Ann Arbor Meals on Wheels (AAMOW) is also trying get residents to eat less meat. They are working on minimizing food waste by scheduling what days their clients want food, and try to offer seasonal specials by including food from local farms. One of their vendors participates in the Farm to Freeze program that freezes produce at the peak of ripeness, making healthy produce such as broccoli, cherries and blueberries accessible all year round.
As a result of their efforts, 94 percent of their clients say that they eat healthier and 97 percent say that AAMOW has helped them stay home, Director of Meals on Wheels Courtney Vanderlaan said, which has been especially important during the COVID-19 pandemic.
As the longest running community garden in the United States, Ann Arbor’s Project Grow has provided space and education for residents who are interested in growing their own organic vegetables since first starting back in 1972.
Project Grow farmers donated about 3,410 pounds of food to Food Gathers, an organization that works to alleviate hunger and eliminate its causes in the community, according to Joseph Schutte, Project Grow board member.
“Having good, organic, fresh vegetables is not cheap,” Schutte said. “You can get it from the Farmers Market, it’s not cheap, but growing it yourself, you know exactly where it came from.”
A University of Michigan study conducted by the Center for Sustainable Systems revealed that eliminating the transport of food for one year could save the greenhouse gas equivalent of driving 1,000 miles. The study also shows that shifting to having one vegetarian meal a day could also save the equivalent of driving 1,160 miles. As a result, growing vegetables near home and having at least one plant-based meal a day from a garden could help lower someone’s carbon footprint.

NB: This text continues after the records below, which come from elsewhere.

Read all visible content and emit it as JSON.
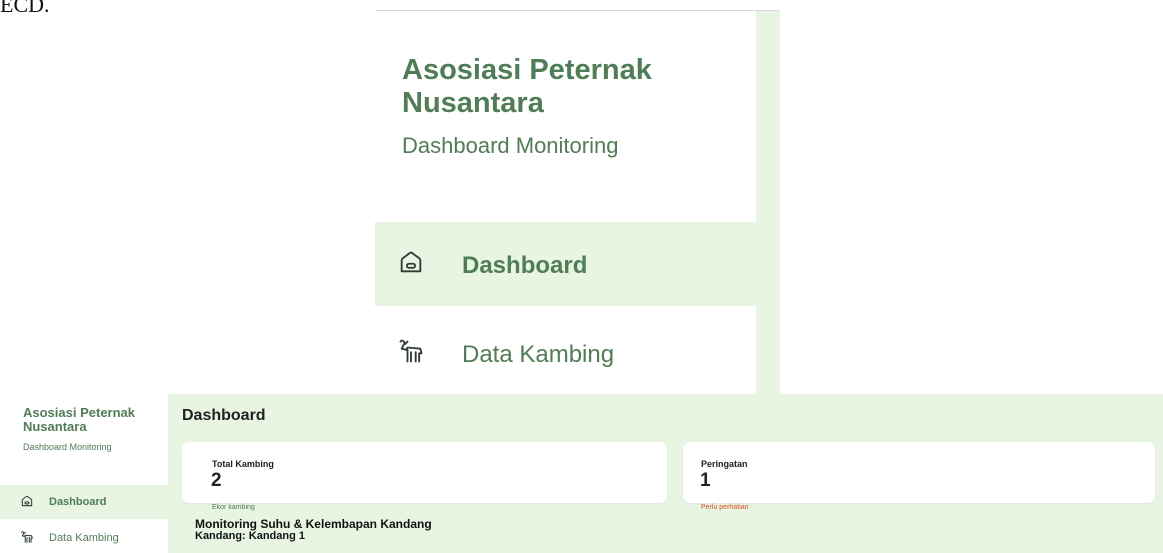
{
  "corner_text": "ECD.",
  "zoom": {
    "title": "Asosiasi Peternak Nusantara",
    "subtitle": "Dashboard Monitoring",
    "nav": [
      {
        "label": "Dashboard",
        "icon": "home-icon",
        "active": true
      },
      {
        "label": "Data Kambing",
        "icon": "goat-icon",
        "active": false
      }
    ]
  },
  "sidebar": {
    "title": "Asosiasi Peternak Nusantara",
    "subtitle": "Dashboard Monitoring",
    "items": [
      {
        "label": "Dashboard",
        "icon": "home-icon",
        "active": true
      },
      {
        "label": "Data Kambing",
        "icon": "goat-icon",
        "active": false
      }
    ]
  },
  "main": {
    "title": "Dashboard",
    "cards": [
      {
        "label": "Total Kambing",
        "value": "2",
        "note": "Ekor kambing"
      },
      {
        "label": "Peringatan",
        "value": "1",
        "note": "Perlu perhatian"
      }
    ],
    "section_title": "Monitoring Suhu & Kelembapan Kandang",
    "section_sub": "Kandang: Kandang 1"
  },
  "colors": {
    "brand_green": "#4f7d55",
    "light_green_bg": "#e8f5e3",
    "warning": "#d9531e"
  }
}
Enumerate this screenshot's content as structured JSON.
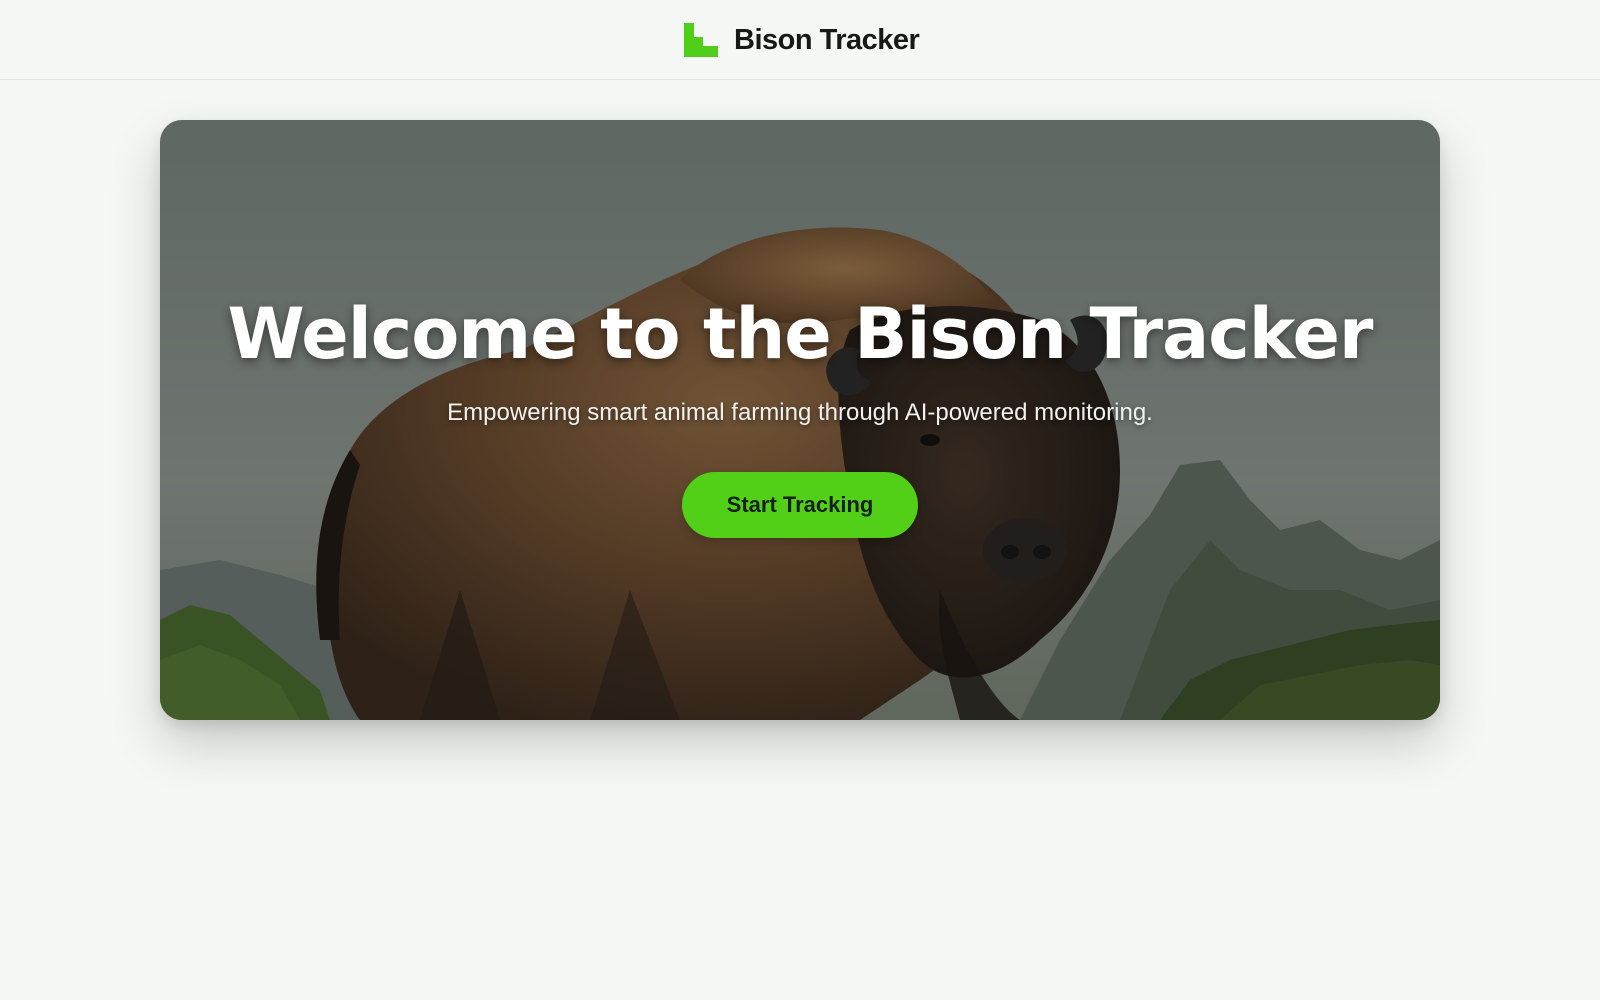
{
  "brand": {
    "name": "Bison Tracker",
    "icon": "stair-block-logo-icon",
    "accent_color": "#4fcf1a"
  },
  "hero": {
    "title": "Welcome to the Bison Tracker",
    "subtitle": "Empowering smart animal farming through AI-powered monitoring.",
    "cta_label": "Start Tracking",
    "cta_color": "#52d018",
    "background_image": "bison-on-mountain-photo"
  }
}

According to the Environmental Protection Agency, limiting food waste can reduce the amount of methane released from landfills when these organic materials decompose. Eliminating food waste can contribute to at least 5 percent of the total greenhouse gas emission reduction.
The next Ann Arbor Sustainability Forum will be held on Feb. 24 from 6 to 8 p.m. on Urban Forestry & Green Infrastructure. Registration beforehand is required.